Control of the differentiation of regulatory T cells and TH17 cells by the DNA-binding inhibitor Id3

Abstract

TGF-β and Foxp3 are required for the development of regulatory T cells. Chen and colleagues show that the helix-loop-helix proteins E2A and Id3 enhance Foxp3 expression and relieve it from inhibition by other transcription factors. The molecular mechanisms that direct transcription of the gene encoding the transcription factor Foxp3 in CD4+ T cells remain ill-defined. We show here that deletion of the DNA-binding inhibitor Id3 resulted in the defective generation of Foxp3+ regulatory T cells (Treg cells).

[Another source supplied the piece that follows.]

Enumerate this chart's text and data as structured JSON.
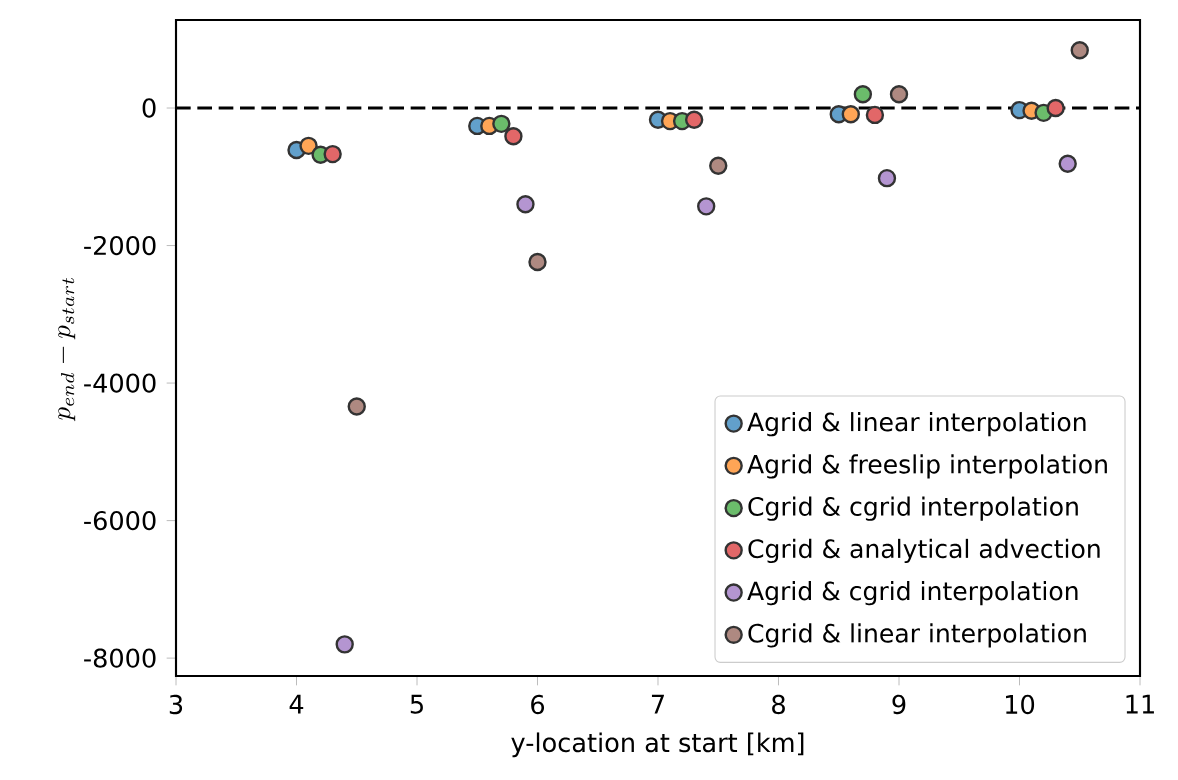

We identify two transforming growth factor-β1 (TGF-β1)-dependent mechanisms that were vital for activation of Foxp3 transcription and were defective in Id3−/− CD4+ T cells. Enhanced binding of the transcription factor E2A to the Foxp3 promoter promoted Foxp3 transcription. Id3 was required for relief of inhibition by the transcription factor GATA-3 at the Foxp3 promoter. Furthermore, Id3−/− T cells showed greater differentiation into the TH17 subset of helper T cells in vitro and in a mouse asthma model. Therefore, a network of factors acts in a TGF-β-dependent manner to control Foxp3 expression and inhibit the development of TH17 cells.